CITTÀ DEL VATICANO - «Non parliamo del Vicariato, che è per la Chiesa di Roma, parliamo della Chiesa universale, ci saranno sempre posti importantissimi per gli italiani, ma dobbiamo anche avere altri membri da tante altre parti del mondo...». Il cardinale George Pell, australiano, ex giocatore di rugby e «rugbier» delle finanze vaticane (copyright di Papa Francesco), presenta la rivoluzione dell'organigramma economico della Santa Sede in un'affollata conferenza stampa. Fiocanno domande in varie lingue. Qualcuno, in italiano, chiede se lo spoils system non emarginerà gli italiani. E l'arcivescovo emerito di Sidney illustra, in italiano pesantemente venato di inglese australiano, la globalizzazione della Chiesa: «Quando sono venuto qui a Roma a studiare 50 anni fa non sarebbe stato possibile per i cardinali dal Nord Europa o dagli Stati Uniti venire frequentemente qui. Adesso di può fare e mi sembra anche che da diversi punti di vista noi provenienti da diverse culture abbiamo contributi da dare. Siamo la Chiesa universale e mi sembra opportuno che i capi siano universali, certamente con tantissimi bravi italiani...».

L'elezione di Jorge Mario Bergoglio, il Papa preso «quasi alla fine del mondo», il primo nella storia che viene dalle Americhe, è solo un aspetto, il più eclatante, di una Chiesa che cambia pelle.

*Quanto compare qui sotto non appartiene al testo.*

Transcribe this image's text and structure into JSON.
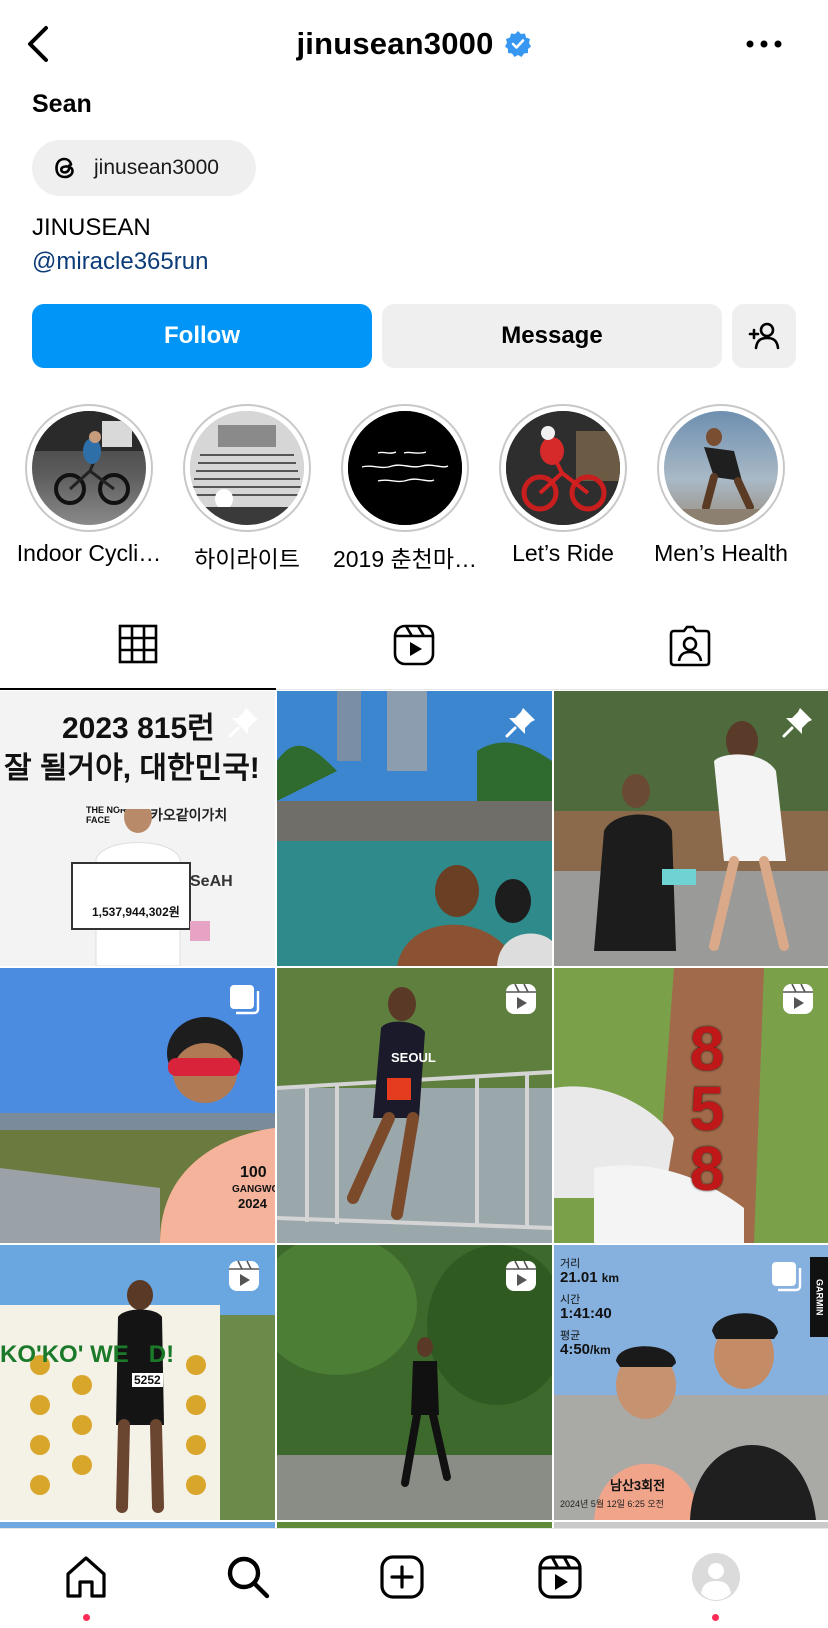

La maggioranza dei cattolici vive in America latina, le vocazioni crescono in Africa e Asia, l'Europa langue.

Quando entra in gioco la finanza, poi, tutto accelera. Lo scontro inizia, con Benedetto XVI, quando il Vaticano apre le porte all'euro. Con la circolazione della moneta unica europea il piccolo Stato pontificio si impegna a introdurre standard internazionali in materia di anti-riciclaggio. Arrivano i tecnici di Moneyval, il «watchdog» del Consiglio d'Europa. Partono, prima in sordina, poi tracimando sui giornali, gli attriti, le polemiche, gli scontri sulla trasparenza finanziaria. Nell'epoca Ratzinger-Bertone lo Ior, per l'ennesima volta, incappa nel clamore. Sospetti di riciclaggio, lo scontro con la Banca d'Italia, il licenziamento secco di Ettore Gotti Tedeschi. E' solo l'ennesimo capitolo di una lunga storia di scandali, dal crac del Banco ambrosiano ai conti della mafia, dalla maxi-tangente Enimont a - storia di pochi mesi fa - l'arresto del monsignore salernitano Nunzio Scarano. Tutti scandali italiani. Mentre - il dato è noto ma non ufficiale - a contribuire alle casse del Vaticano sono soprattutto le Chiese statunitense e tedesca. I cardinali di tutto il mondo che si radunano a Roma dopo le dimissioni di Benedetto XVI sono esasperati. Attaccano Bertone e i suoi uomini. Cresce uno spirito anti-italiano, tramonta l'ipotesi di un Pontefice italiano.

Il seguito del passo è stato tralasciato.